Muhammad Rizwan Ali, Murat Serdar Aygul, Deokjung Lee
Nuclear Science and Engineering | Volume 200 | Number 1 | March 2026 | Pages S754-S769
Note | doi.org/10.1080/00295639.2025.2502714
Articles are hosted by Taylor and Francis Online.
This article presents the novel algorithmic developments and performance analysis of the GPU-optimized REActor Physics Monte Carlo (GREAPMC) graphical processing unit (GPU)–accelerated multigroup Monte Carlo (MC) code tailored specifically for pressurized water reactor simulations.

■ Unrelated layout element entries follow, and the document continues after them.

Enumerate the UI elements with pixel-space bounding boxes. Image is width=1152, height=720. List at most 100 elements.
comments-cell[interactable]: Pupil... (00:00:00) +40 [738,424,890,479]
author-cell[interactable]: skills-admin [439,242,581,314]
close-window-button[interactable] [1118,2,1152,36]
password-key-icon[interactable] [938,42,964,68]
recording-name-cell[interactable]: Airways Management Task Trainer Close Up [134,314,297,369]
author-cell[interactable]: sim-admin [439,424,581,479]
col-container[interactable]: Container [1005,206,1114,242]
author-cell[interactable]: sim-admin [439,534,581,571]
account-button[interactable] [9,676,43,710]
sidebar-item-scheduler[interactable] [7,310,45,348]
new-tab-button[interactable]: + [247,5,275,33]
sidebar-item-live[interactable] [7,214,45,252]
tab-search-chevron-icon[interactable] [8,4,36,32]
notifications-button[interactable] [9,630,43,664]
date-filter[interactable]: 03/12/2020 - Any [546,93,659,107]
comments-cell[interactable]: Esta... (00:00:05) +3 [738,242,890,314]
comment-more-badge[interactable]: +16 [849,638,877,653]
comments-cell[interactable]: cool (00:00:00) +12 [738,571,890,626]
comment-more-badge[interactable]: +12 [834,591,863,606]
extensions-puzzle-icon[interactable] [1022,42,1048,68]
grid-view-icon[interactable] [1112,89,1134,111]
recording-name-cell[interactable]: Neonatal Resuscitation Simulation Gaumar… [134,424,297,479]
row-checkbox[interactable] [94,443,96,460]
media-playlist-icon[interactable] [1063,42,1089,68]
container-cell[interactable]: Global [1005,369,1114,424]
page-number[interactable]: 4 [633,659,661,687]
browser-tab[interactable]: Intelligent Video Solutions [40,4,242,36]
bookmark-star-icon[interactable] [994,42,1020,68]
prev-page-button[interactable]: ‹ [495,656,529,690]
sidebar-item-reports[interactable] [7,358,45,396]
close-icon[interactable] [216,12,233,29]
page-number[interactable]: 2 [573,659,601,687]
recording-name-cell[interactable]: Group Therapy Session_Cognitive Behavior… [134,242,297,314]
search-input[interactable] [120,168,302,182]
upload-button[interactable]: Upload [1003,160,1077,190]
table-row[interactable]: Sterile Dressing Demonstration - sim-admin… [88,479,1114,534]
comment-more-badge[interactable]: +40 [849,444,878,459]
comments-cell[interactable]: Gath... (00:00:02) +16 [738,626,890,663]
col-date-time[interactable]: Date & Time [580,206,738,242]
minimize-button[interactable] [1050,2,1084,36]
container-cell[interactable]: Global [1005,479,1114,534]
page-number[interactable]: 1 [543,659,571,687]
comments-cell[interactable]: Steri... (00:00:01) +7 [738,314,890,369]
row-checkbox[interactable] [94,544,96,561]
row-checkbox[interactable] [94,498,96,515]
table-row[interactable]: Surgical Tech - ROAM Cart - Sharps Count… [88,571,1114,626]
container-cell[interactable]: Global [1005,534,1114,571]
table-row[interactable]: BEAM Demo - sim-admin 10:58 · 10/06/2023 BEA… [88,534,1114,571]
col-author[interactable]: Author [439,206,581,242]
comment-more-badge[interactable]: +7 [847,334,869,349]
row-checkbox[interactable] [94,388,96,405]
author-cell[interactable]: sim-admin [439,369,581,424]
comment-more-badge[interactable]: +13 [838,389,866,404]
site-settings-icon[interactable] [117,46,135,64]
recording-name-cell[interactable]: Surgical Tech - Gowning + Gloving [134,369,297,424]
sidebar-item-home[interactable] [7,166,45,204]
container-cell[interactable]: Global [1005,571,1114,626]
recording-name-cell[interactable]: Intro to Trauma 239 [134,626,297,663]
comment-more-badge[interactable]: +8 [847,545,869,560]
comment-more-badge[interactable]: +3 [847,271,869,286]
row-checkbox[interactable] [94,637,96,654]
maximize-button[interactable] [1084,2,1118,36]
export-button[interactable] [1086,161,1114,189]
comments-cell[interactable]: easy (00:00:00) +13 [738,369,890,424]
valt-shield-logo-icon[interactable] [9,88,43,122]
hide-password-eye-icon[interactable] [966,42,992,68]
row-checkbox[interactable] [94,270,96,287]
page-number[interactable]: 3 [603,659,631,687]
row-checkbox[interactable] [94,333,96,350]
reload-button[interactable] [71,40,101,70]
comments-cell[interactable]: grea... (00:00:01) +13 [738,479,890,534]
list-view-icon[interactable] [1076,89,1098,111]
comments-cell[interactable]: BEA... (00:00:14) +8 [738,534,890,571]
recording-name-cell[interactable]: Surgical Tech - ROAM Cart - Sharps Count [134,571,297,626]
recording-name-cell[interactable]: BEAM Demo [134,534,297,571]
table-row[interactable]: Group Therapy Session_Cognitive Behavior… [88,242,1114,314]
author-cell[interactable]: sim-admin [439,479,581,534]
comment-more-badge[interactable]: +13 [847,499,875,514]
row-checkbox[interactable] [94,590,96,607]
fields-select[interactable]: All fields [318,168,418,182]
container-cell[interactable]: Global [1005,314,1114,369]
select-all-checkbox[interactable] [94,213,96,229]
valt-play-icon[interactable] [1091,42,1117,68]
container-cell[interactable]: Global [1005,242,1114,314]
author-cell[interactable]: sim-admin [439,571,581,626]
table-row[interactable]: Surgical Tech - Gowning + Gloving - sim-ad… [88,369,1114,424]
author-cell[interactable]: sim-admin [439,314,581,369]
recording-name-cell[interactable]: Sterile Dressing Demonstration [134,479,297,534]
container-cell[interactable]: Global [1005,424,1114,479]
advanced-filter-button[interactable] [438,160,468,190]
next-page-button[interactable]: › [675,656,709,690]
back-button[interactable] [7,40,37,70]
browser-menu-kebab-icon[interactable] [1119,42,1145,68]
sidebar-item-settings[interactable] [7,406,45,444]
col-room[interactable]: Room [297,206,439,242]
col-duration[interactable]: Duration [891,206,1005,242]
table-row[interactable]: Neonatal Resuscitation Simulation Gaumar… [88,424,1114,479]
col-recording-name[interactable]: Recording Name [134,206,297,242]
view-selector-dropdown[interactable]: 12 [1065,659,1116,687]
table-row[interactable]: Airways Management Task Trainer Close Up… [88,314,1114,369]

GREAPMC tackles the thread divergence issue inherent in history-based neutron tracking on GPUs by introducing two new optimization strategies. The first novel approach dynamically replaces inactive particles with new ones during the execution of the transport loop, while the second strategy enhances efficiency by capping the history length during active cycles at a predefined maximum number of interactions. Subsequently, it sorts and invokes the kernel with only the surviving neutrons. The maximum number of interactions is automatically adjusted while considering cycle time during inactive cycles. Both methods significantly accelerate computation compared to MCS, a high-fidelity MC code developed at Ulsan National Institute of Science and Technology, with the latter approach demonstrating the most substantial acceleration. GREAPMC further enhances efficiency by adopting cell-based geometry modeling. This approach eliminates cell search overhead, ensuring consistent execution times even as the number of cells increases. Overall, these algorithmic developments in GREAPMC achieve substantial computational acceleration against MCS. A single GPU card in this study demonstrates performance equivalent to approximately 570 cores from the specific CPU model used.